Spinning the role of fossil fuels in climate mitigation. That’s it.
Remembering Schwarze Pumpe
In 2009, I visited Schwarze Pumpe, a small 30MW pilot carbon capture coal plant in eastern Germany. At the time, the country was aggressively promoting its national climate mitigation policy and clean energy development. Schwarze Pumpe was a proof-of-concept for the capture part of the technical process. Some of the captured CO2 was piped or trucked off for industrial uses. Most of it was vented back into the atmosphere after the 29-hour storage limit.
Geologic sequestration was never an aspect of the project, and remains unproven, at least on any significant scale.
Clean coal (and nuclear) to the rescue?
It’s not that carbon capture and sequestration isn’t worthy of consideration. Many argue that the only realistic way to meet the 2° C limit on warming by 2100 requires some form of carbon removal, capture, and sequestration.
But, as with any other technology, CCS must prove itself. Instead, it feels more like a political tool than a proven, well-considered solution.
In any case, Schwarze Pumpe was decommissioned in 2014. Vattenfall, the energy company behind the project, no longer researches CCS technology.
We probably should have gotten serious about it 20 years ago.
Politics over policy
The U.S. embassy released a statement saying, in part:
“As the world seeks to reduce emissions while promoting economic prosperity, fossil fuels will continue to play a central role in the energy mix.

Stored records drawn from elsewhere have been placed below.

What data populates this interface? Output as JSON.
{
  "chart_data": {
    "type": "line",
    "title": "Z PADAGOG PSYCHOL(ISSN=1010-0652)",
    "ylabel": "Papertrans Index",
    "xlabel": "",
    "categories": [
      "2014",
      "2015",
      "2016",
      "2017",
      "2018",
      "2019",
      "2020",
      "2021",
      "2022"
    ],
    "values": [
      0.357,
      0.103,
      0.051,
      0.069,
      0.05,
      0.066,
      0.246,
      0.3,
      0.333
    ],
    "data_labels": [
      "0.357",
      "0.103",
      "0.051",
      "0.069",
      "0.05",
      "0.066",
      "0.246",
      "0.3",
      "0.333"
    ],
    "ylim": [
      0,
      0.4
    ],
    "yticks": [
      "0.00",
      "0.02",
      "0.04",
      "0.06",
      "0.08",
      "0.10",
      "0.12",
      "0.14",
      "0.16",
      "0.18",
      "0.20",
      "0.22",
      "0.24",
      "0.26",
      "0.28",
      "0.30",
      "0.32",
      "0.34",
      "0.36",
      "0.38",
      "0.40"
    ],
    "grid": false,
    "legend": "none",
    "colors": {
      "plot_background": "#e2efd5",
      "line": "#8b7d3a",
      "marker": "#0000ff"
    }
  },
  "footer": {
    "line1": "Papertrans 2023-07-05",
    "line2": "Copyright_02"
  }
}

Given the importance of energy access and security… the United States endeavours to continue working closely with others to help them access and use fossil fuels more cleanly and efficiently.”
What the world needs from the United States is the best and the brightest bringing to bear cutting-edge research and development. The kind of R&D that put humans on the moon. The kind of pragmatic leadership that established NEPA, the EPA, the Clean Air Act, the Clean Water Act, the Endangered Species Act. The visionary spirit behind Apple, Microsoft, Tesla, and thousands of other American enterprises.

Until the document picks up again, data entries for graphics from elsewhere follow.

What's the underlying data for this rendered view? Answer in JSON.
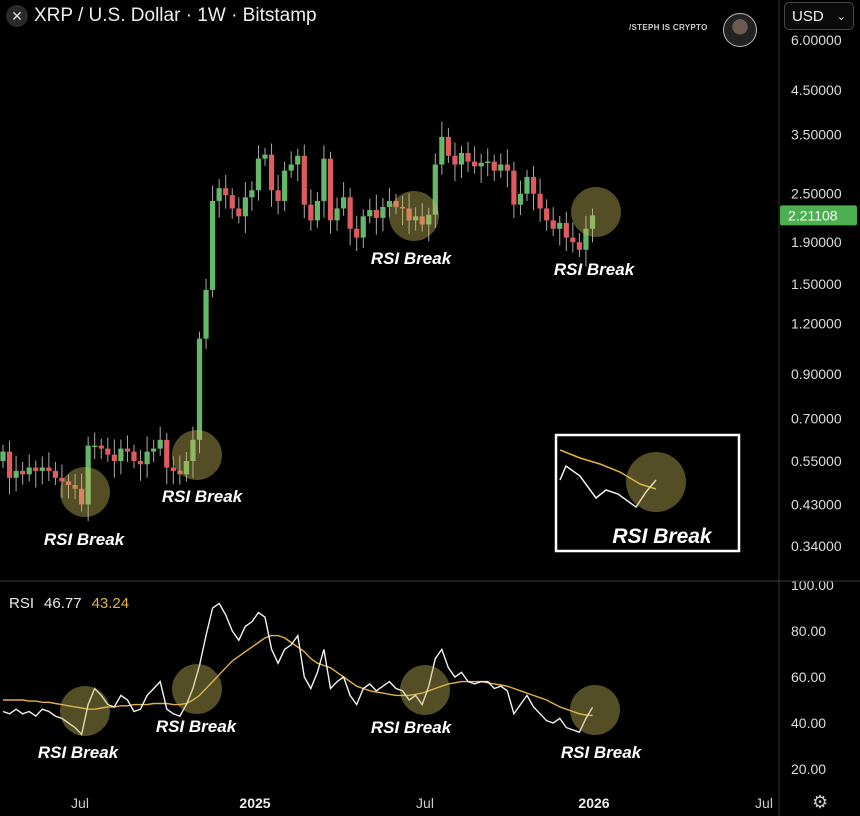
{
  "header": {
    "title": "XRP / U.S. Dollar · 1W · Bitstamp",
    "logo_icon": "xrp-x-icon"
  },
  "watermark": {
    "text": "/STEPH IS CRYPTO"
  },
  "currency": {
    "selected": "USD"
  },
  "rsi_legend": {
    "label": "RSI",
    "value": "46.77",
    "ma_value": "43.24"
  },
  "annotations": {
    "label": "RSI Break",
    "inset_label": "RSI Break"
  },
  "colors": {
    "up": "#64b968",
    "down": "#e05a5e",
    "rsi_line": "#f2f2f2",
    "rsi_ma": "#e3b341",
    "circle": "#c8bb5a",
    "price_badge": "#4caf50"
  },
  "chart_data": [
    {
      "type": "candlestick",
      "title": "XRP / U.S. Dollar · 1W · Bitstamp",
      "yscale": "log",
      "ylim": [
        0.3,
        6.0
      ],
      "y_ticks": [
        "6.00000",
        "4.50000",
        "3.50000",
        "2.50000",
        "1.90000",
        "1.50000",
        "1.20000",
        "0.90000",
        "0.70000",
        "0.55000",
        "0.43000",
        "0.34000"
      ],
      "last_price": "2.21108",
      "x_ticks": [
        "Jul",
        "2025",
        "Jul",
        "2026",
        "Jul"
      ],
      "closes": [
        0.58,
        0.5,
        0.52,
        0.51,
        0.53,
        0.52,
        0.53,
        0.52,
        0.5,
        0.49,
        0.48,
        0.47,
        0.43,
        0.6,
        0.6,
        0.59,
        0.57,
        0.55,
        0.59,
        0.58,
        0.55,
        0.54,
        0.58,
        0.59,
        0.62,
        0.53,
        0.52,
        0.51,
        0.55,
        0.62,
        1.1,
        1.45,
        2.4,
        2.58,
        2.48,
        2.3,
        2.2,
        2.45,
        2.55,
        3.05,
        3.12,
        2.55,
        2.4,
        2.85,
        2.95,
        3.1,
        2.35,
        2.15,
        2.4,
        3.05,
        2.15,
        2.3,
        2.45,
        2.05,
        1.95,
        2.2,
        2.28,
        2.18,
        2.32,
        2.4,
        2.32,
        2.3,
        2.15,
        2.2,
        2.1,
        2.22,
        2.95,
        3.45,
        3.1,
        2.95,
        3.15,
        3.0,
        2.92,
        2.98,
        3.0,
        2.85,
        2.95,
        2.85,
        2.35,
        2.5,
        2.75,
        2.5,
        2.3,
        2.15,
        2.05,
        2.12,
        1.95,
        1.9,
        1.82,
        2.05,
        2.21108
      ]
    },
    {
      "type": "line",
      "title": "RSI",
      "ylim": [
        10,
        100
      ],
      "y_ticks": [
        "100.00",
        "80.00",
        "60.00",
        "40.00",
        "20.00"
      ],
      "series": [
        {
          "name": "RSI",
          "values": [
            45,
            44,
            46,
            44,
            45,
            43,
            46,
            45,
            43,
            42,
            40,
            38,
            35,
            48,
            55,
            52,
            48,
            47,
            52,
            50,
            45,
            46,
            52,
            55,
            58,
            46,
            44,
            43,
            48,
            55,
            65,
            78,
            90,
            92,
            87,
            80,
            76,
            82,
            84,
            88,
            86,
            72,
            66,
            72,
            74,
            78,
            60,
            55,
            62,
            72,
            55,
            58,
            60,
            52,
            48,
            55,
            57,
            54,
            56,
            58,
            55,
            54,
            50,
            52,
            48,
            56,
            68,
            72,
            64,
            60,
            62,
            58,
            57,
            58,
            58,
            55,
            56,
            54,
            44,
            48,
            52,
            47,
            44,
            41,
            40,
            42,
            38,
            37,
            36,
            42,
            46.77
          ]
        },
        {
          "name": "RSI MA",
          "values": [
            50,
            50,
            50,
            50,
            49.5,
            49.5,
            49,
            49,
            48.5,
            48,
            47.5,
            47,
            46.5,
            46,
            46,
            46.5,
            47,
            47,
            47.5,
            47.5,
            48,
            48,
            48,
            48.5,
            48.5,
            48.5,
            48,
            48,
            48.5,
            50,
            52,
            55,
            58,
            61,
            64,
            67,
            69,
            71,
            73,
            75,
            77,
            78,
            78,
            77,
            75,
            73,
            71,
            68,
            66,
            65,
            64,
            62,
            60,
            58,
            56,
            55,
            54,
            53.5,
            53,
            52.5,
            52,
            52,
            52,
            52.5,
            53,
            54,
            55,
            56,
            57,
            57.5,
            58,
            58,
            58,
            58,
            57.5,
            57,
            56.5,
            56,
            55,
            54,
            53,
            52,
            51,
            50,
            48.5,
            47,
            46,
            45,
            44,
            43.5,
            43.24
          ]
        }
      ]
    }
  ]
}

Fossil fuels will, indeed, play a central – and steadily decreasing – role in global energy access. It is important to develop and share technology that burns fossil fuel as clean and efficient as possible. It shouldn’t be the primary focus of U.S. leadership.
At a sub-national level, citizens, businesses, cities, and states make clear their commitment to the Paris Agreement. The dearth of leadership at a national level stands in stark contrast to the hard-won achievement in Paris.
The U.S. stands alone, on the wrong side of history.